Их теперь так только и зовем - «Николаич» да «Константиныч»… А знаешь, бабусь, еще один мальчишка - Карпэй, его зовут Костька, - так он Сашку Константиныча величает «Костькин сын».
- Что за фамилия такая - Карпэй? - бабушка спрашивает. - Не русский, что ли?
Я хохочу:
- Русский! Карпов он! Это у него прозвище такое - Карпэй.
- Ишь как, по-иностранному - Карпэй. Нет чтоб Карпей.
- Ну, бабусь, чего ж тут иностранного?
- Как чего? «Пэй»! - говорит бабушка. - По-русски же «пей»!
Мы хохочем, и Костька сейчас кажется мне смешным и добрым, а не таким, как в классе; когда он хватал кого-нибудь из мальчишек своими красными ручищами с черной каймой под ногтями, у меня сердце каждый раз замирало: вдруг покалечит!
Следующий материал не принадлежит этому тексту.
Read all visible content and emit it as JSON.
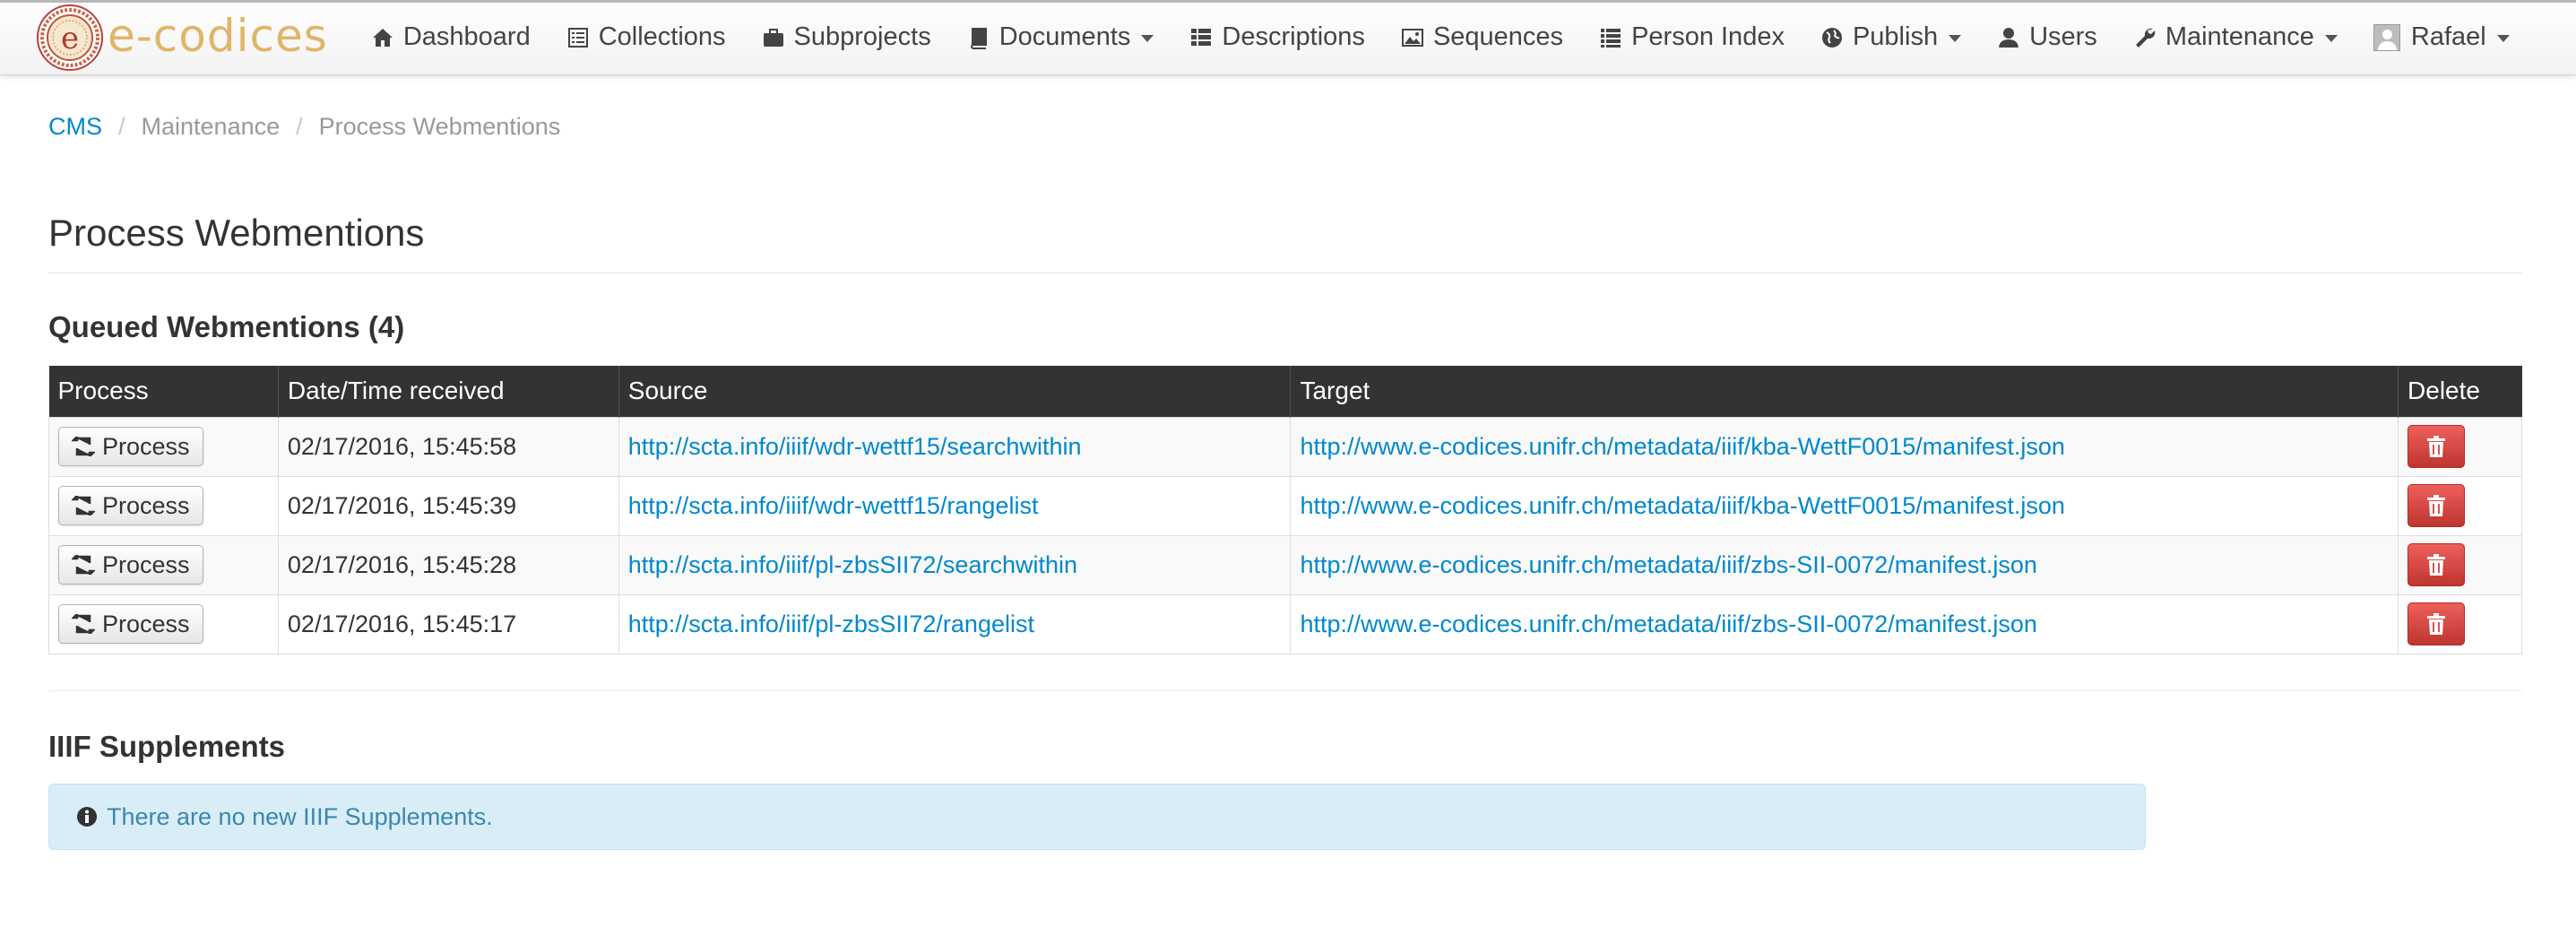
{
  "brand": {
    "name": "e-codices"
  },
  "nav": {
    "items": [
      {
        "label": "Dashboard",
        "icon": "home-icon",
        "dropdown": false
      },
      {
        "label": "Collections",
        "icon": "list-alt-icon",
        "dropdown": false
      },
      {
        "label": "Subprojects",
        "icon": "briefcase-icon",
        "dropdown": false
      },
      {
        "label": "Documents",
        "icon": "book-icon",
        "dropdown": true
      },
      {
        "label": "Descriptions",
        "icon": "th-list-icon",
        "dropdown": false
      },
      {
        "label": "Sequences",
        "icon": "picture-icon",
        "dropdown": false
      },
      {
        "label": "Person Index",
        "icon": "list-icon",
        "dropdown": false
      },
      {
        "label": "Publish",
        "icon": "globe-icon",
        "dropdown": true
      },
      {
        "label": "Users",
        "icon": "user-icon",
        "dropdown": false
      },
      {
        "label": "Maintenance",
        "icon": "wrench-icon",
        "dropdown": true
      }
    ],
    "user": {
      "label": "Rafael",
      "icon": "avatar"
    }
  },
  "breadcrumb": {
    "items": [
      "CMS",
      "Maintenance",
      "Process Webmentions"
    ],
    "separator": "/"
  },
  "page": {
    "title": "Process Webmentions"
  },
  "queue": {
    "heading": "Queued Webmentions (4)",
    "columns": [
      "Process",
      "Date/Time received",
      "Source",
      "Target",
      "Delete"
    ],
    "process_label": "Process",
    "rows": [
      {
        "date": "02/17/2016, 15:45:58",
        "source": "http://scta.info/iiif/wdr-wettf15/searchwithin",
        "target": "http://www.e-codices.unifr.ch/metadata/iiif/kba-WettF0015/manifest.json"
      },
      {
        "date": "02/17/2016, 15:45:39",
        "source": "http://scta.info/iiif/wdr-wettf15/rangelist",
        "target": "http://www.e-codices.unifr.ch/metadata/iiif/kba-WettF0015/manifest.json"
      },
      {
        "date": "02/17/2016, 15:45:28",
        "source": "http://scta.info/iiif/pl-zbsSII72/searchwithin",
        "target": "http://www.e-codices.unifr.ch/metadata/iiif/zbs-SII-0072/manifest.json"
      },
      {
        "date": "02/17/2016, 15:45:17",
        "source": "http://scta.info/iiif/pl-zbsSII72/rangelist",
        "target": "http://www.e-codices.unifr.ch/metadata/iiif/zbs-SII-0072/manifest.json"
      }
    ]
  },
  "supplements": {
    "heading": "IIIF Supplements",
    "message": "There are no new IIIF Supplements."
  },
  "colors": {
    "link": "#0088cc",
    "table_header": "#333333",
    "danger": "#da4f49",
    "info_bg": "#d9edf7",
    "info_text": "#3a87ad",
    "brand": "#e0b56a"
  }
}
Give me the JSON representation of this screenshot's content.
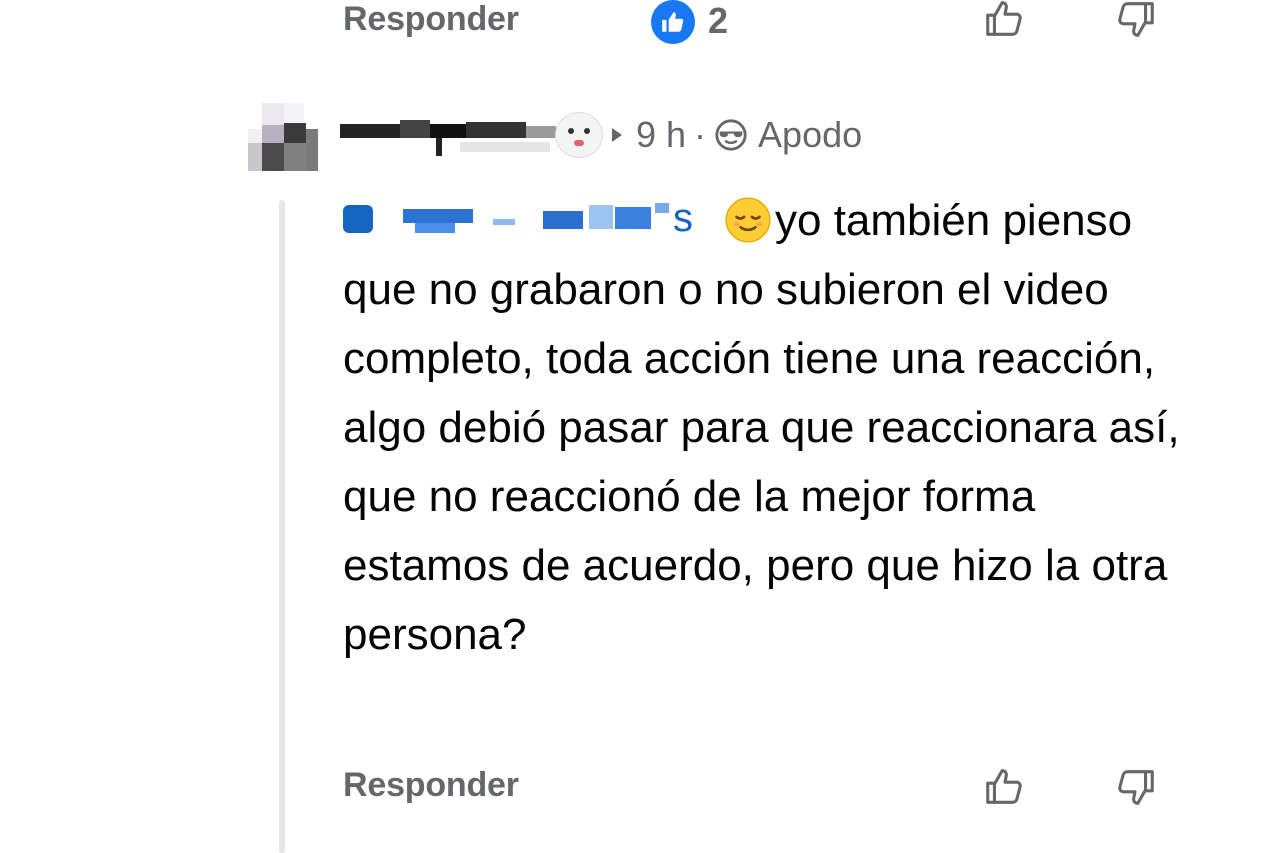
{
  "previous_comment": {
    "reply_label": "Responder",
    "like_count": "2",
    "reaction_icon": "thumbs-up-reaction-icon"
  },
  "comment": {
    "time": "9 h",
    "separator": "·",
    "badge_label": "Apodo",
    "badge_icon": "sunglasses-emoji-icon",
    "text": "yo también pienso que no grabaron o no subieron el video completo, toda acción tiene una reacción, algo debió pasar para que reaccionara así, que no reaccionó de la mejor forma estamos de acuerdo, pero que hizo la otra persona?",
    "emoji": "relieved-face-emoji",
    "reply_label": "Responder"
  },
  "colors": {
    "facebook_blue": "#1877f2",
    "secondary_text": "#65676b",
    "thread_line": "#e4e6eb"
  }
}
Особенно страшно становилось, когда рядом с Карпэем не было Лешки. Лешка имел над ним какую-то странную власть: если Костька очень уж расходился, стоило Лешке крикнуть: «Да фиг с ним!» или просто: «Ну, будя, Карпэй!» - и тут же вся свирепость Карпэева кончалась. Будто его выключали. Правда, без Лешки Карпэй и в буйство не впадал. Он или как-то странно задумывался, или начинал оглядываться с тоской в глазах, будто не знал, что бы ему сделать, за что приняться. Вот тогда мне и становилось страшно: мало ли что придет в эту лохматую голову, а остановить некому.
Так они и ходили все время вместе. Был Карпэй при Лешке вроде дубинки, вроде собственных его кулаков. И тонкий, гибкий, бледнолицый Лешка, казавшийся рядом с Костькой особенно хрупким, вертел этой тяжелой дубинкой как хотел.
Сейчас с бабушкой я словно кино вспоминала, но в то же время с некоторым удивлением я призналась себе, что и в самом деле никому ничего плохого ни Костька, ни Лешка не сделали. Грохоту больше и возни. Тузят-тузят друг друга в свалке, а никто не плачет и не обижается.
А когда мы всем классом пилили и кололи дрова для школы - на зиму готовили, - так Карпэй брал себе самые сучковатые, толстые плашки и так лихо, всадив в них колун, кидал через плечо, обрушивая обухом о колоду, что с одного раза рассаживал!
Еще Тоня Антипова здорово колола. Она не через плечо и как-то вроде бы и неловко над головой своей замахивала колун и с одного раза не расшибала тюльку, но зато и второй и третий раз падал ее колун точно в первую насечку - и тюлька разваливалась, не брызнув ни одной щепкой.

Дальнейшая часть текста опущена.